Il fait nuit jour et nuit

Faut la pimper, la réalité, tu vois.

D’abord, tu nettoies à fond. À la vapeur. À haute pression. Faut la décaper, la réalité. Effacer les taches de sang. Les traces de sperme. La mayonnaise. Que tout soit propre. Stérilisé. Ensuite, tu ajustes les couleurs, tu augmentes les contrastes, tu colles un filtre, un flou. Artistique, tu vois, le flou. Artistique. Sur la tronche de la réalité, qu’on voie plus ses rides. Ses points noirs. Ses trois longs poils sur son grain de beauté.

Mais tu vois, même maquillée comme ça, elle arrange personne, la réalité. Et d’abord, c’est quoi, hein, la réalité, je te le demande, regarde par la fenêtre, il fait beau, non ? Ciel bleu. Aucun nuage. C’est l’été.

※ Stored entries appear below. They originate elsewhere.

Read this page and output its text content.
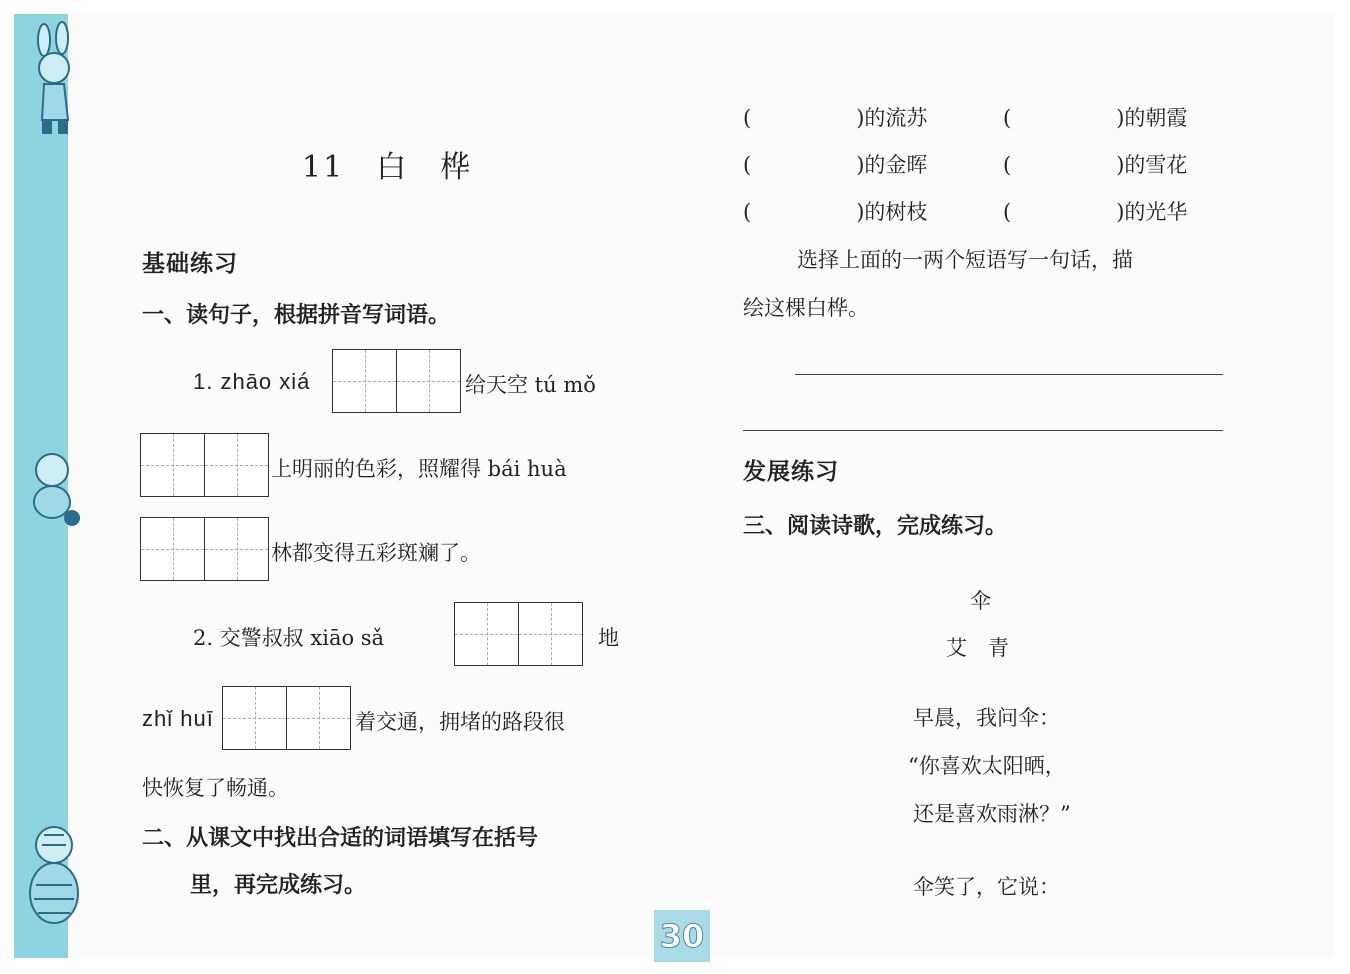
11　 白　桦
基础练习
一、读句子，根据拼音写词语。
1. zhāo xiá	给天空 tú mǒ
上明丽的色彩，照耀得 bái huà
林都变得五彩斑斓了。
2. 交警叔叔 xiāo sǎ	地
zhǐ huī	着交通，拥堵的路段很
快恢复了畅通。
二、从课文中找出合适的词语填写在括号
里，再完成练习。
(　　　　　)的流苏	(　　　　　)的朝霞
(　　　　　)的金晖	(　　　　　)的雪花
(　　　　　)的树枝	(　　　　　)的光华
选择上面的一两个短语写一句话，描
绘这棵白桦。
发展练习
三、阅读诗歌，完成练习。
伞
艾　青
早晨，我问伞：
“你喜欢太阳晒，
还是喜欢雨淋？”
伞笑了，它说：
30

En même temps c’est l’hiver. En même temps c’est l’orage. Il fait jour. Il fait nuit. Aussi. En même temps. Alors tu vois, si je te dis qu’il fait nuit, j’ai raison. J’ai raison AUSSI. Il fait beau. Il pleut. Il neige. Il fait jour. Il fait nuit. Il ne fait jamais jour. Il ne fait jamais nuit. Il fait jour, jour et nuit.

Alors, tu vois, la réalité n’a même pas besoin d’être arrangée, elle doit juste être racontée, comme une histoire qu’on raconte aux enfants, le soir, avant de s’endormir, pour qu’ils fassent de beaux rêves et pour que le matin, au réveil, ils continuent de rêver. Les cons.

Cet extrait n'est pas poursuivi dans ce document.